“Tibet in Song” Review – 2009 Asian American International Film Festival

For many ethnomusicologists and human rights activists, Ngawang Choephel has been a household name for more than a decade. In 1995, the Tibetan exile – who graduated from the Tibetan Institute of Performing Arts in Dharamsala, India, and came to the United States as a Fulbright Scholar at Middlebury College – returned to Tibet to make a film about the folk music of his homeland. Two months into the trip, he was stopped at a police check point, arrested on suspicion of espionage, and sentenced without trial to 18 years in prison. An international human rights campaign helped to secure his release in 2002.

Given this background, it is no surprise that Choephel’s long-awaited film, “Tibet in Song,” did not come out the way he originally intended. Since he sent half of his field recordings to India prior to his arrest, Choephel was still able to make a documentary about the state of Tibetan folk music in present-day Tibet. At the same time, “Tibet in Song” narrates Choephel’s own journey from folk musician and researcher to political prisoner.

The autobiographical story is the more compelling of the two tales. Here, Choephel concentrated not so much on his considerable suffering during his imprisonment, but on his pride in becoming an active participant in the Tibetan resistance and his growing admiration for those who sacrificed much in their fight for independence. A particularly gripping scene involves his interview with three women who were sent to prison for protesting. During their incarceration, they were tortured for refusing to sing the Chinese National Anthem during the flag-raising ceremony each morning. This clearly demonstrated that music, often seen as a purely positive force in American society, can just as easily divide people and serve as a weapon.

The documentary’s material on Tibetan folk music includes valuable (and extremely hard-to-get) footage. It also makes several convincing arguments; Choephel’s overall point that Chinese government policies have led to a rapid decline in Tibetan folk culture is impossible to dispute. He also persuasively shows how folk music has traditionally been used to educate young Tibetans on the culture’s worldview and customs.

Ultimately, however, Choephel’s overemphasis on the effects of Chinese government policies, while perfectly understandable given his background, makes his assessment of the decline of Tibetan folk music a little too simplistic. After all, folk cultures are going extinct all over the world, and the reasons are many: urbanization, changes in religious philosophy, economic development, globalization, tourism, technological innovation, fusion and so on. To be fair, Choephel does mention some of these factors in the film; one only wishes that he had explored them in greater depth. A particularly underdeveloped subject is the relationship between the Tibetan folk music and its Buddhist culture.

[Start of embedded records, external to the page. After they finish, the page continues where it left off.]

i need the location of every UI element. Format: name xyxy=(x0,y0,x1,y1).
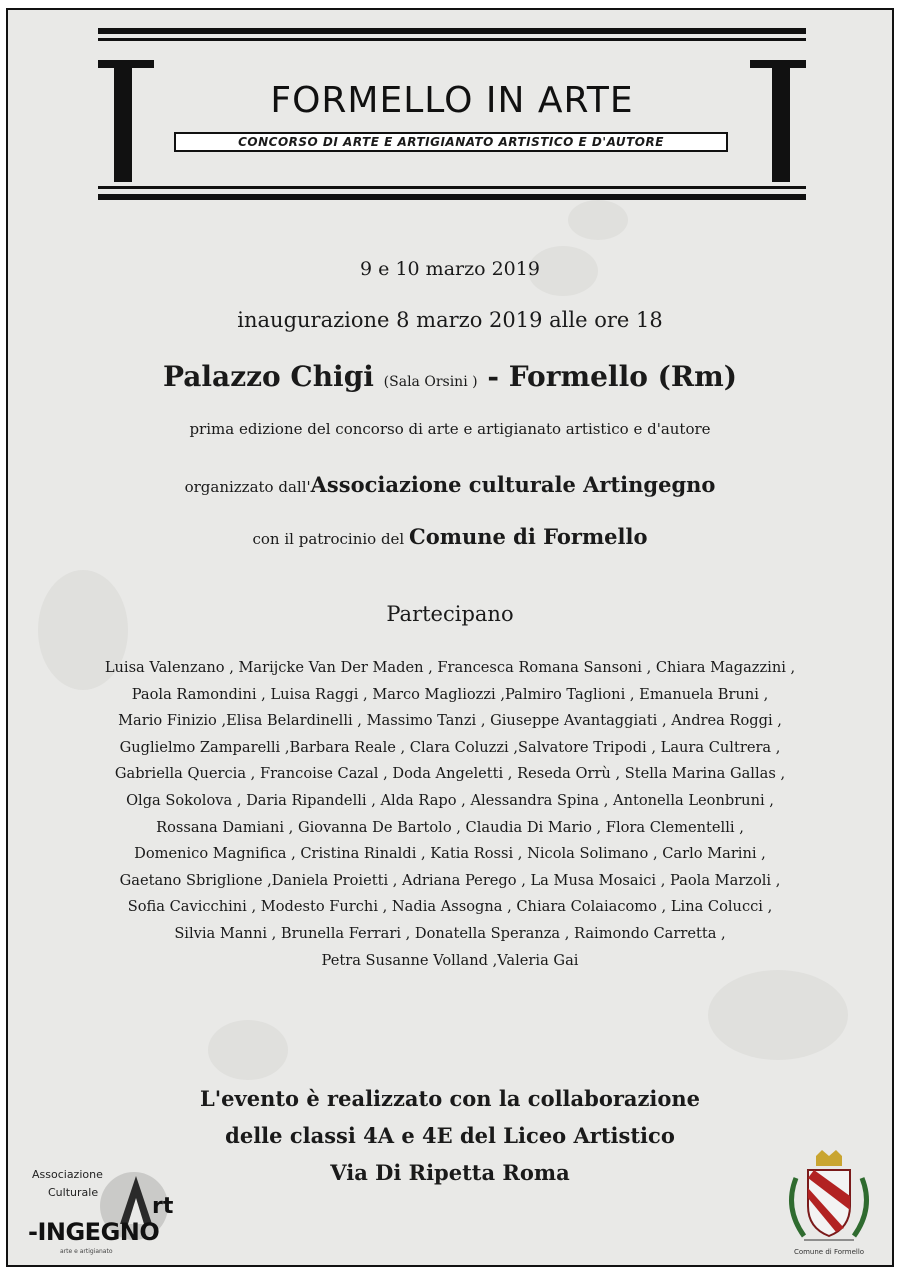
organizer-prefix: organizzato dall' xyxy=(184,478,311,496)
venue-city: - Formello (Rm) xyxy=(487,360,738,393)
page-title: FORMELLO IN ARTE xyxy=(270,80,634,121)
participants-row: Silvia Manni , Brunella Ferrari , Donatella Speranza , Raimondo Carretta , xyxy=(174,924,726,942)
patron-line xyxy=(8,524,892,549)
paper-stain xyxy=(208,1020,288,1080)
organizer-line xyxy=(8,472,892,497)
venue-main: Palazzo Chigi xyxy=(162,360,374,393)
left-pillar xyxy=(114,60,132,182)
participants-row: Gaetano Sbriglione ,Daniela Proietti , Adriana Perego , La Musa Mosaici , Paola Marzoli , xyxy=(119,871,781,889)
header-top-thin-bar xyxy=(98,38,806,41)
logo-left-art: rt xyxy=(152,1194,174,1219)
poster xyxy=(6,8,894,1267)
right-pillar xyxy=(772,60,790,182)
logo-left-name: -INGEGNO xyxy=(28,1218,160,1246)
participants-row: Olga Sokolova , Daria Ripandelli , Alda Rapo , Alessandra Spina , Antonella Leonbruni , xyxy=(126,791,774,809)
credits-line: delle classi 4A e 4E del Liceo Artistico xyxy=(225,1123,675,1148)
comune-formello-crest xyxy=(774,1148,884,1260)
event-dates: 9 e 10 marzo 2019 xyxy=(360,258,540,280)
patron-prefix: con il patrocinio del xyxy=(252,530,409,548)
logo-left-line2: Culturale xyxy=(48,1186,99,1199)
header-top-bar xyxy=(98,28,806,34)
participants-row: Mario Finizio ,Elisa Belardinelli , Massimo Tanzi , Giuseppe Avantaggiati , Andrea Roggi , xyxy=(118,712,782,730)
logo-left-line1: Associazione xyxy=(32,1168,103,1181)
credits-line: L'evento è realizzato con la collaborazione xyxy=(199,1086,701,1111)
header-bottom-bar xyxy=(98,194,806,200)
participants-list xyxy=(28,655,872,974)
page-subtitle: CONCORSO DI ARTE E ARTIGIANATO ARTISTICO E D'AUTORE xyxy=(174,132,728,152)
edition-text: prima edizione del concorso di arte e artigianato artistico e d'autore xyxy=(189,420,711,438)
patron-name: Comune di Formello xyxy=(409,524,648,549)
venue-room: (Sala Orsini ) xyxy=(383,374,478,390)
organizer-name: Associazione culturale Artingegno xyxy=(310,472,716,497)
header-bottom-thin-bar xyxy=(98,186,806,189)
artingegno-logo xyxy=(24,1158,184,1258)
crest-icon xyxy=(774,1148,884,1248)
venue xyxy=(8,360,892,393)
paper-stain xyxy=(708,970,848,1060)
crest-caption: Comune di Formello xyxy=(793,1248,865,1256)
participants-row: Guglielmo Zamparelli ,Barbara Reale , Clara Coluzzi ,Salvatore Tripodi , Laura Cultrera , xyxy=(119,738,781,756)
header-banner xyxy=(98,28,806,208)
participants-row: Sofia Cavicchini , Modesto Furchi , Nadia Assogna , Chiara Colaiacomo , Lina Colucci , xyxy=(127,898,773,916)
participants-row: Petra Susanne Volland ,Valeria Gai xyxy=(321,951,579,969)
participants-row: Paola Ramondini , Luisa Raggi , Marco Magliozzi ,Palmiro Taglioni , Emanuela Bruni , xyxy=(131,685,769,703)
participants-row: Rossana Damiani , Giovanna De Bartolo , Claudia Di Mario , Flora Clementelli , xyxy=(156,818,744,836)
participants-row: Gabriella Quercia , Francoise Cazal , Doda Angeletti , Reseda Orrù , Stella Marina Gallas , xyxy=(114,765,786,783)
participants-row: Luisa Valenzano , Marijcke Van Der Maden , Francesca Romana Sansoni , Chiara Magazzini , xyxy=(104,659,796,676)
participants-row: Domenico Magnifica , Cristina Rinaldi , Katia Rossi , Nicola Solimano , Carlo Marini , xyxy=(134,845,766,863)
credits-line: Via Di Ripetta Roma xyxy=(330,1160,570,1185)
participants-title: Partecipano xyxy=(386,602,514,626)
inauguration-info: inaugurazione 8 marzo 2019 alle ore 18 xyxy=(237,308,663,332)
logo-left-tagline: arte e artigianato xyxy=(60,1248,113,1255)
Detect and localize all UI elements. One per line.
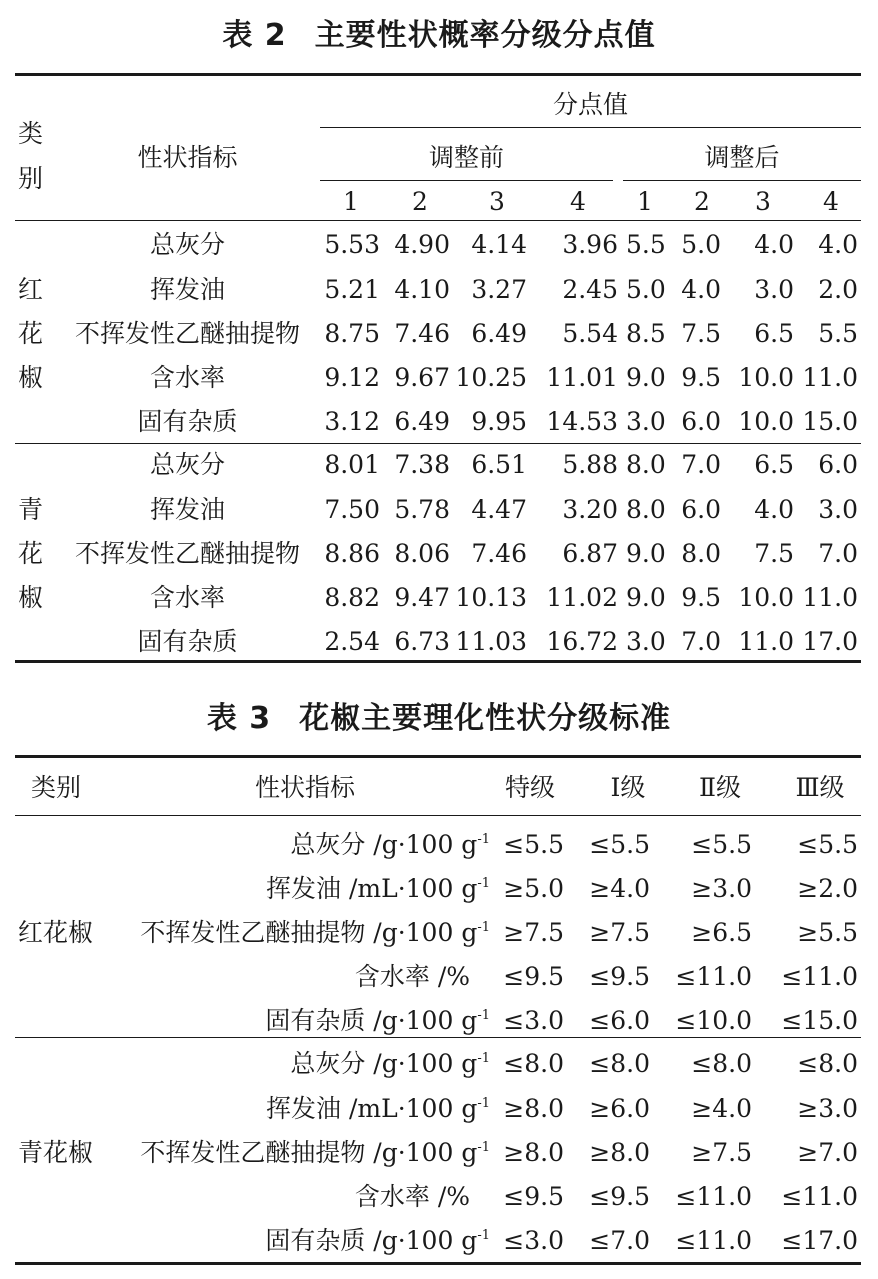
table2-col-number: 1 bbox=[637, 187, 653, 216]
table2-value-cell: 3.20 bbox=[562, 495, 618, 524]
table3-value-cell: ≤3.0 bbox=[503, 1006, 564, 1035]
table2-col-number: 2 bbox=[694, 187, 710, 216]
table2-header-after-rule bbox=[623, 180, 861, 181]
table2-header-before: 调整前 bbox=[428, 143, 504, 172]
table3-value-cell: ≥8.0 bbox=[503, 1094, 564, 1123]
table3-value-cell: ≤10.0 bbox=[675, 1006, 752, 1035]
table2-row-label: 总灰分 bbox=[149, 230, 225, 259]
table2-value-cell: 17.0 bbox=[802, 627, 858, 656]
table2-value-cell: 6.51 bbox=[471, 450, 527, 479]
table2-value-cell: 4.14 bbox=[471, 230, 527, 259]
table3-value-cell: ≥3.0 bbox=[691, 874, 752, 903]
table2-value-cell: 7.5 bbox=[754, 539, 794, 568]
table3-value-cell: ≥2.0 bbox=[797, 874, 858, 903]
table2-value-cell: 6.5 bbox=[754, 450, 794, 479]
table3-value-cell: ≤3.0 bbox=[503, 1226, 564, 1255]
table2-header-after: 调整后 bbox=[704, 143, 780, 172]
table3-caption bbox=[0, 693, 878, 737]
table3-header-cell: 性状指标 bbox=[254, 773, 355, 802]
table2-col-number: 3 bbox=[755, 187, 771, 216]
table3-value-cell: ≤8.0 bbox=[503, 1049, 564, 1078]
table3-row-label bbox=[110, 1184, 470, 1209]
table2-value-cell: 10.0 bbox=[738, 583, 794, 612]
table2-row-label: 总灰分 bbox=[149, 450, 225, 479]
table3-row-label bbox=[110, 1096, 490, 1121]
table2-value-cell: 2.54 bbox=[324, 627, 380, 656]
table3-header-cell: Ⅱ级 bbox=[699, 773, 741, 802]
table3-row-label-unit-exponent: -1 bbox=[477, 1096, 490, 1111]
table2-header-category-2: 别 bbox=[18, 164, 44, 193]
table3-top-rule bbox=[15, 755, 861, 758]
table2-category-char: 椒 bbox=[18, 583, 44, 612]
table3-row-label-unit-exponent: -1 bbox=[477, 1008, 490, 1023]
table2-value-cell: 6.0 bbox=[818, 450, 858, 479]
table2-value-cell: 7.0 bbox=[818, 539, 858, 568]
table2-row-label: 固有杂质 bbox=[137, 407, 238, 436]
table2-col-number: 1 bbox=[343, 187, 359, 216]
table2-value-cell: 8.86 bbox=[324, 539, 380, 568]
table2-value-cell: 6.49 bbox=[471, 319, 527, 348]
table2-value-cell: 4.10 bbox=[394, 275, 450, 304]
table2-value-cell: 8.75 bbox=[324, 319, 380, 348]
table3-header-cell: 类别 bbox=[30, 773, 81, 802]
table3-value-cell: ≤11.0 bbox=[675, 1182, 752, 1211]
table3-value-cell: ≥7.5 bbox=[691, 1138, 752, 1167]
table3-value-cell: ≤9.5 bbox=[589, 1182, 650, 1211]
table3-value-cell: ≤11.0 bbox=[675, 1226, 752, 1255]
table3-row-label-unit-exponent: -1 bbox=[477, 876, 490, 891]
table3-value-cell: ≥6.5 bbox=[691, 918, 752, 947]
table2-value-cell: 8.06 bbox=[394, 539, 450, 568]
table2-category-char: 青 bbox=[18, 495, 44, 524]
table3-header-cell: 特级 bbox=[504, 773, 555, 802]
table3-value-cell: ≤5.5 bbox=[503, 830, 564, 859]
table2-value-cell: 2.0 bbox=[818, 275, 858, 304]
table3-row-label bbox=[110, 1008, 490, 1033]
table2-value-cell: 11.0 bbox=[802, 363, 858, 392]
table2-value-cell: 7.38 bbox=[394, 450, 450, 479]
table2-value-cell: 3.0 bbox=[626, 627, 666, 656]
table2-value-cell: 5.21 bbox=[324, 275, 380, 304]
table3-group-divider bbox=[15, 1037, 861, 1038]
table3-value-cell: ≤9.5 bbox=[589, 962, 650, 991]
table3-category: 青花椒 bbox=[18, 1138, 94, 1167]
table3-row-label-text: 不挥发性乙醚抽提物 /g·100 g bbox=[140, 918, 478, 947]
table3-row-label bbox=[110, 1051, 490, 1076]
table2-value-cell: 6.73 bbox=[394, 627, 450, 656]
table2-col-number: 2 bbox=[412, 187, 428, 216]
table2-value-cell: 11.01 bbox=[546, 363, 618, 392]
table2-value-cell: 16.72 bbox=[546, 627, 618, 656]
table3-value-cell: ≤8.0 bbox=[589, 1049, 650, 1078]
table3-value-cell: ≤7.0 bbox=[589, 1226, 650, 1255]
table2-value-cell: 10.13 bbox=[455, 583, 527, 612]
table2-value-cell: 7.46 bbox=[394, 319, 450, 348]
table2-value-cell: 11.03 bbox=[455, 627, 527, 656]
table3-row-label bbox=[110, 1228, 490, 1253]
table3-value-cell: ≥7.0 bbox=[797, 1138, 858, 1167]
table2-value-cell: 10.0 bbox=[738, 363, 794, 392]
table2-value-cell: 4.90 bbox=[394, 230, 450, 259]
table2-value-cell: 9.0 bbox=[626, 583, 666, 612]
table2-value-cell: 5.53 bbox=[324, 230, 380, 259]
table2-value-cell: 3.96 bbox=[562, 230, 618, 259]
table2-header-points-rule bbox=[320, 127, 861, 128]
table2-value-cell: 2.45 bbox=[562, 275, 618, 304]
table3-value-cell: ≤5.5 bbox=[691, 830, 752, 859]
table3-value-cell: ≥7.5 bbox=[503, 918, 564, 947]
table3-row-label-text: 挥发油 /mL·100 g bbox=[266, 1094, 478, 1123]
table2-bottom-rule bbox=[15, 660, 861, 663]
table3-row-label-text: 固有杂质 /g·100 g bbox=[265, 1006, 478, 1035]
table2-value-cell: 8.01 bbox=[324, 450, 380, 479]
table2-value-cell: 5.5 bbox=[626, 230, 666, 259]
table3-title: 花椒主要理化性状分级标准 bbox=[299, 701, 672, 736]
table2-value-cell: 8.5 bbox=[626, 319, 666, 348]
table2-category-char: 红 bbox=[18, 275, 44, 304]
table2-header-bottom-rule bbox=[15, 220, 861, 221]
table2-header-points: 分点值 bbox=[552, 90, 628, 119]
table3-value-cell: ≥8.0 bbox=[503, 1138, 564, 1167]
table3-value-cell: ≥5.5 bbox=[797, 918, 858, 947]
table2-category-char: 花 bbox=[18, 319, 44, 348]
table3-row-label bbox=[110, 964, 470, 989]
table2-value-cell: 9.0 bbox=[626, 539, 666, 568]
table2-value-cell: 4.0 bbox=[754, 230, 794, 259]
table2-value-cell: 5.88 bbox=[562, 450, 618, 479]
table2-value-cell: 7.46 bbox=[471, 539, 527, 568]
table3-row-label-unit-exponent: -1 bbox=[477, 1051, 490, 1066]
table3-header-cell: Ⅲ级 bbox=[795, 773, 845, 802]
table2-value-cell: 8.82 bbox=[324, 583, 380, 612]
table2-value-cell: 10.25 bbox=[455, 363, 527, 392]
table3-value-cell: ≤11.0 bbox=[675, 962, 752, 991]
table2-value-cell: 7.5 bbox=[681, 319, 721, 348]
table2-value-cell: 9.5 bbox=[681, 583, 721, 612]
table2-value-cell: 4.0 bbox=[818, 230, 858, 259]
table2-value-cell: 6.87 bbox=[562, 539, 618, 568]
table3-row-label-unit-exponent: -1 bbox=[477, 920, 490, 935]
table3-value-cell: ≤9.5 bbox=[503, 1182, 564, 1211]
table2-col-number: 3 bbox=[489, 187, 505, 216]
table3-row-label-unit-exponent: -1 bbox=[477, 1228, 490, 1243]
table3-number: 表 3 bbox=[206, 701, 272, 736]
table3-value-cell: ≤17.0 bbox=[781, 1226, 858, 1255]
table2-value-cell: 5.0 bbox=[626, 275, 666, 304]
table2-category-char: 椒 bbox=[18, 363, 44, 392]
table2-value-cell: 4.47 bbox=[471, 495, 527, 524]
table3-row-label-text: 不挥发性乙醚抽提物 /g·100 g bbox=[140, 1138, 478, 1167]
table2-header-category-1: 类 bbox=[18, 119, 44, 148]
table2-row-label: 挥发油 bbox=[149, 495, 225, 524]
table3-row-label-unit-exponent: -1 bbox=[477, 832, 490, 847]
table3-value-cell: ≤6.0 bbox=[589, 1006, 650, 1035]
table2-row-label: 固有杂质 bbox=[137, 627, 238, 656]
table2-row-label: 挥发油 bbox=[149, 275, 225, 304]
table3-row-label-text: 总灰分 /g·100 g bbox=[290, 1049, 478, 1078]
table2-row-label: 含水率 bbox=[149, 363, 225, 392]
table3-value-cell: ≤5.5 bbox=[589, 830, 650, 859]
table3-row-label bbox=[110, 1140, 490, 1165]
table2-value-cell: 10.0 bbox=[738, 407, 794, 436]
table3-row-label bbox=[110, 832, 490, 857]
table3-header-bottom-rule bbox=[15, 815, 861, 816]
table2-value-cell: 3.0 bbox=[754, 275, 794, 304]
table3-row-label bbox=[110, 876, 490, 901]
table2-value-cell: 11.02 bbox=[546, 583, 618, 612]
table2-row-label: 不挥发性乙醚抽提物 bbox=[74, 319, 300, 348]
table2-group-divider bbox=[15, 443, 861, 444]
table2-number: 表 2 bbox=[222, 18, 287, 53]
table2-value-cell: 3.0 bbox=[818, 495, 858, 524]
table2-value-cell: 9.95 bbox=[471, 407, 527, 436]
table3-value-cell: ≥7.5 bbox=[589, 918, 650, 947]
table2-value-cell: 5.5 bbox=[818, 319, 858, 348]
table2-value-cell: 8.0 bbox=[626, 450, 666, 479]
table2-value-cell: 9.67 bbox=[394, 363, 450, 392]
table2-value-cell: 9.47 bbox=[394, 583, 450, 612]
table2-value-cell: 3.12 bbox=[324, 407, 380, 436]
table3-value-cell: ≤5.5 bbox=[797, 830, 858, 859]
table2-value-cell: 3.27 bbox=[471, 275, 527, 304]
table2-value-cell: 5.0 bbox=[681, 230, 721, 259]
table2-value-cell: 8.0 bbox=[681, 539, 721, 568]
table3-value-cell: ≥8.0 bbox=[589, 1138, 650, 1167]
table2-value-cell: 11.0 bbox=[738, 627, 794, 656]
table3-row-label-text: 含水率 /% bbox=[354, 962, 470, 991]
table2-row-label: 含水率 bbox=[149, 583, 225, 612]
table3-row-label-text: 含水率 /% bbox=[354, 1182, 470, 1211]
table2-value-cell: 4.0 bbox=[681, 275, 721, 304]
table2-value-cell: 9.12 bbox=[324, 363, 380, 392]
table2-value-cell: 7.0 bbox=[681, 450, 721, 479]
table2-col-number: 4 bbox=[570, 187, 586, 216]
table3-value-cell: ≤11.0 bbox=[781, 962, 858, 991]
table2-title: 主要性状概率分级分点值 bbox=[314, 18, 656, 53]
table2-value-cell: 8.0 bbox=[626, 495, 666, 524]
table2-category-char: 花 bbox=[18, 539, 44, 568]
table2-header-indicator: 性状指标 bbox=[137, 143, 238, 172]
table2-value-cell: 6.49 bbox=[394, 407, 450, 436]
table3-category: 红花椒 bbox=[18, 918, 94, 947]
table3-row-label-text: 总灰分 /g·100 g bbox=[290, 830, 478, 859]
table3-value-cell: ≤9.5 bbox=[503, 962, 564, 991]
table3-bottom-rule bbox=[15, 1262, 861, 1265]
table3-value-cell: ≤8.0 bbox=[797, 1049, 858, 1078]
table3-row-label bbox=[110, 920, 490, 945]
table3-value-cell: ≥4.0 bbox=[691, 1094, 752, 1123]
table2-top-rule bbox=[15, 73, 861, 76]
table2-value-cell: 5.54 bbox=[562, 319, 618, 348]
table2-value-cell: 4.0 bbox=[754, 495, 794, 524]
table3-value-cell: ≥3.0 bbox=[797, 1094, 858, 1123]
table2-value-cell: 11.0 bbox=[802, 583, 858, 612]
table2-value-cell: 7.0 bbox=[681, 627, 721, 656]
table2-value-cell: 6.0 bbox=[681, 495, 721, 524]
table2-value-cell: 9.0 bbox=[626, 363, 666, 392]
table2-value-cell: 15.0 bbox=[802, 407, 858, 436]
table2-value-cell: 7.50 bbox=[324, 495, 380, 524]
table3-value-cell: ≤15.0 bbox=[781, 1006, 858, 1035]
table3-header-cell: Ⅰ级 bbox=[610, 773, 646, 802]
table2-col-number: 4 bbox=[823, 187, 839, 216]
table3-value-cell: ≥5.0 bbox=[503, 874, 564, 903]
table3-row-label-text: 固有杂质 /g·100 g bbox=[265, 1226, 478, 1255]
table2-value-cell: 9.5 bbox=[681, 363, 721, 392]
table3-row-label-unit-exponent: -1 bbox=[477, 1140, 490, 1155]
table2-caption bbox=[0, 10, 878, 54]
table3-value-cell: ≤11.0 bbox=[781, 1182, 858, 1211]
table3-row-label-text: 挥发油 /mL·100 g bbox=[266, 874, 478, 903]
table3-value-cell: ≥6.0 bbox=[589, 1094, 650, 1123]
table2-value-cell: 6.0 bbox=[681, 407, 721, 436]
table2-row-label: 不挥发性乙醚抽提物 bbox=[74, 539, 300, 568]
table2-value-cell: 6.5 bbox=[754, 319, 794, 348]
table2-value-cell: 3.0 bbox=[626, 407, 666, 436]
table2-header-before-rule bbox=[320, 180, 613, 181]
table3-value-cell: ≤8.0 bbox=[691, 1049, 752, 1078]
table2-value-cell: 5.78 bbox=[394, 495, 450, 524]
table2-value-cell: 14.53 bbox=[546, 407, 618, 436]
table3-value-cell: ≥4.0 bbox=[589, 874, 650, 903]
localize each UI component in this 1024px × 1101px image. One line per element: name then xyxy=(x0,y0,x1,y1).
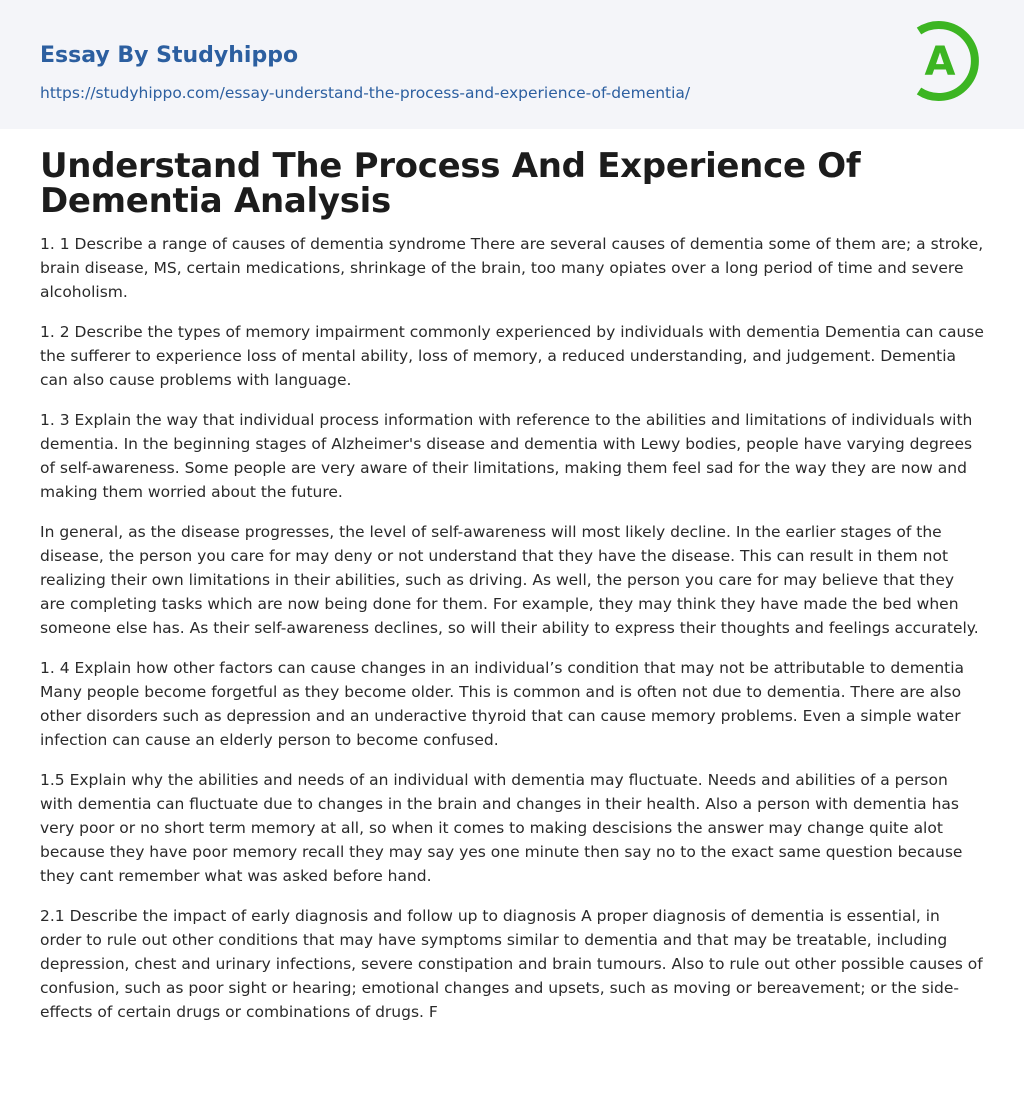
essay-paragraph: In general, as the disease progresses, the level of self-awareness will most likely decline. In the earlier stages of the disease, the person you care for may deny or not understand that they have the disease. This can result in them not realizing their own limitations in their abilities, such as driving. As well, the person you care for may believe that they are completing tasks which are now being done for them. For example, they may think they have made the bed when someone else has. As their self-awareness declines, so will their ability to express their thoughts and feelings accurately. xyxy=(40,523,979,637)
essay-paragraph: 1. 4 Explain how other factors can cause changes in an individual’s condition that may not be attributable to dementia Many people become forgetful as they become older. This is common and is often not due to dementia. There are also other disorders such as depression and an underactive thyroid that can cause memory problems. Even a simple water infection can cause an elderly person to become confused. xyxy=(40,659,965,749)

Despite my reservations, “Tibet in Song” is a valuable film that not only gives viewers a peek into a musical tradition that is not well-known in the United States, but can also spark important conversations on a wide variety of political and cultural topics.

“Tibet in Song” was shown at the 2009 Asian American International Film Festival. The film’s director, Ngawang Choephel, won the festival’s “Best Emerging Director in Documentary Feature” Award.